Like the one that depicts HIV as solely the affliction of gay men, various needle-type junkies, and hard-living urbanites, or the other that suggests there’s no stable middle class in cartel-dominated, border-wild Mexico.

The diagnosed-positive individual here is Martha (Lisa Owen), a suburban single mother of four, and her progressing disease is very much a family affair. During one of her regular, intermittent hospital stays, she meets Claudia (Ximena Ayala, whose reserved performance is enchanting), a clever but directionless twentysomething of the combat-boot-wearing variety.

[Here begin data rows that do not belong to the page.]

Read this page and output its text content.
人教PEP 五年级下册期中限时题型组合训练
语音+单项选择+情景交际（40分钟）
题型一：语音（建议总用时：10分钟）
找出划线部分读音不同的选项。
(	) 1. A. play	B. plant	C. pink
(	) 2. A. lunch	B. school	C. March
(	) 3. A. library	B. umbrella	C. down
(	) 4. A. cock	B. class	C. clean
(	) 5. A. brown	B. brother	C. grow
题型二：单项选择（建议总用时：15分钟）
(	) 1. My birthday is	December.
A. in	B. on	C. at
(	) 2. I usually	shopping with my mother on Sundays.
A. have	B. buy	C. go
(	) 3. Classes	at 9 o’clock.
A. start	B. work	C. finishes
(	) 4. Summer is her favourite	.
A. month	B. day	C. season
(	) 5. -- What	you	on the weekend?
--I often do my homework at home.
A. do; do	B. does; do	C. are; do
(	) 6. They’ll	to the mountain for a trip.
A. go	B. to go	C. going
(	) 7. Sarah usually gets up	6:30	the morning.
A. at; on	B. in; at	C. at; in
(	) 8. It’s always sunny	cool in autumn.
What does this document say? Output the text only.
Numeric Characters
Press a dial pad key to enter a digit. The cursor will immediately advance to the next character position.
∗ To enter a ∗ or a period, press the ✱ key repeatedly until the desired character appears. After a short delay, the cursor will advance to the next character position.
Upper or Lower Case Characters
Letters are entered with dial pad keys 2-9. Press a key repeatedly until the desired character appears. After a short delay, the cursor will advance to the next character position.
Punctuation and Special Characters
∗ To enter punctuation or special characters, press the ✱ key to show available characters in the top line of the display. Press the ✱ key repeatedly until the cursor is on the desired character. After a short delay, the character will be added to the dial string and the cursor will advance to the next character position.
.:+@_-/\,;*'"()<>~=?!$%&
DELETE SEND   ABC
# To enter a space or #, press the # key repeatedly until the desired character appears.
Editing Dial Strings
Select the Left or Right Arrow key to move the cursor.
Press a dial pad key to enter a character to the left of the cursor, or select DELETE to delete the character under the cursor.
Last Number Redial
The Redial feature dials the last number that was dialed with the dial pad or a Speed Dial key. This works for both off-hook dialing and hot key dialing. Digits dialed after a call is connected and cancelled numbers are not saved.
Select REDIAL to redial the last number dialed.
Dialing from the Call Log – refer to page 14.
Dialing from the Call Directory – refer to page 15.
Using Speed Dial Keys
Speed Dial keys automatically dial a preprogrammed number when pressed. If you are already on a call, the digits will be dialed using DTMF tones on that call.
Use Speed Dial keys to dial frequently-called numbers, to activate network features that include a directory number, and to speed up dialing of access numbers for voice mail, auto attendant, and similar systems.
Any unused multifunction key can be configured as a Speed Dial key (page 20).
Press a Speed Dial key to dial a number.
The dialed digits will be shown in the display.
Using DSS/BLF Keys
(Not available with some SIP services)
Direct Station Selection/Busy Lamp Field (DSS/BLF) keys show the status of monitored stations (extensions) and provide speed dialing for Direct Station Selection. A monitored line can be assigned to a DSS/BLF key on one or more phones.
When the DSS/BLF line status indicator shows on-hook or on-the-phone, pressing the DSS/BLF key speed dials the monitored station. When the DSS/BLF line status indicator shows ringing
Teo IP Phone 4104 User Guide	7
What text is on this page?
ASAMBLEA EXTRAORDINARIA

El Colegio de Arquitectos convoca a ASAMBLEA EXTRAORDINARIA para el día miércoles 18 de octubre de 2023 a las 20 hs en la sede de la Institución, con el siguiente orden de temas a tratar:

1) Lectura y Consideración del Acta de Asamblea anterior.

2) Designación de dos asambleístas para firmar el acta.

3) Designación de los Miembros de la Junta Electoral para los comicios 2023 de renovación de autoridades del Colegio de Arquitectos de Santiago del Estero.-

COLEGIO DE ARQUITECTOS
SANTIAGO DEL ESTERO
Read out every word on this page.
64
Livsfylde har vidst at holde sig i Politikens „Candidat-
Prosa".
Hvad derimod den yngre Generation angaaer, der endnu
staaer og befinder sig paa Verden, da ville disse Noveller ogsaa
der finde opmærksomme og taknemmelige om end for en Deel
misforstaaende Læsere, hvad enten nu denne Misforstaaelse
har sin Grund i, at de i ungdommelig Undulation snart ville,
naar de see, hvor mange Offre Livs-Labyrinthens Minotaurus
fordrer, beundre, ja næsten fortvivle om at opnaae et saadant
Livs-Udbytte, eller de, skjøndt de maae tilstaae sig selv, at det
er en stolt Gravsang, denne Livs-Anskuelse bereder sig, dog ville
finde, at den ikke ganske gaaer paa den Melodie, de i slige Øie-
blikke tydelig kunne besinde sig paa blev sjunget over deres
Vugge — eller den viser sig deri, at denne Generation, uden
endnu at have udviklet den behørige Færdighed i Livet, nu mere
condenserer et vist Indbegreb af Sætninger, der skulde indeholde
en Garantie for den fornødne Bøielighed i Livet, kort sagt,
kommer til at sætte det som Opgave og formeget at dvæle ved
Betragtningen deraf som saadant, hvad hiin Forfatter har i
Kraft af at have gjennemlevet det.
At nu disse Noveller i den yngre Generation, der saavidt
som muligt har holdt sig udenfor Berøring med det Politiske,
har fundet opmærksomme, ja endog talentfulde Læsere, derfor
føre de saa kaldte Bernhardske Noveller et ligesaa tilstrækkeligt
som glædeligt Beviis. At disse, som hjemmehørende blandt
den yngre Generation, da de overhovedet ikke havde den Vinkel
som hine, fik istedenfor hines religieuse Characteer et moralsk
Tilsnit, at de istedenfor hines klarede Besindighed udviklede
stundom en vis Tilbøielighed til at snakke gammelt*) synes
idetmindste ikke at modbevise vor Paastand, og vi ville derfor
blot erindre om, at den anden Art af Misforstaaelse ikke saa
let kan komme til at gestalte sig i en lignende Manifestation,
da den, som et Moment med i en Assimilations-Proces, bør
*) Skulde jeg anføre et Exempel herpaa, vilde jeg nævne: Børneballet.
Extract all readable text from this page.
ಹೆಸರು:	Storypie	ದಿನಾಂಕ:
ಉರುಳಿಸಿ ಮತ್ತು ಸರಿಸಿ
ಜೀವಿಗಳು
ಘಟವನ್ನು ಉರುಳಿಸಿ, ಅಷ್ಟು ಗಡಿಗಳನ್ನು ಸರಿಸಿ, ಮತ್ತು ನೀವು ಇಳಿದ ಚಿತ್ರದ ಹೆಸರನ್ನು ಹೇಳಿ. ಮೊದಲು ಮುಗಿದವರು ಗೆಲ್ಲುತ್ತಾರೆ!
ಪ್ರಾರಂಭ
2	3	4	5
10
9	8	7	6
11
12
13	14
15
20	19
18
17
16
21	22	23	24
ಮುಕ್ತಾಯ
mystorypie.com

The bond between the women develops when Claudia moves into Martha’s home as a glorified nanny-cum-surrogate mother to her children, a heartbreaking foreshadowing of a role made increasingly clear as the matriarch’s health continues to deteriorate.

But Sainte-Luce primes the story with enough comedy to avoid total doom and gloom, like the scene in which the prepubescent Mariana (Andrea Baeza) gets drunk for the first time in a Wal-Mart–like superstore, and young Armando’s (Alejandro Ramírez-Muñoz) habit of taking his pet fish out for walks.

Make no mistake, The Amazing Catfish is a tear-jerker, but ultimately it’s more about finding a family than losing one.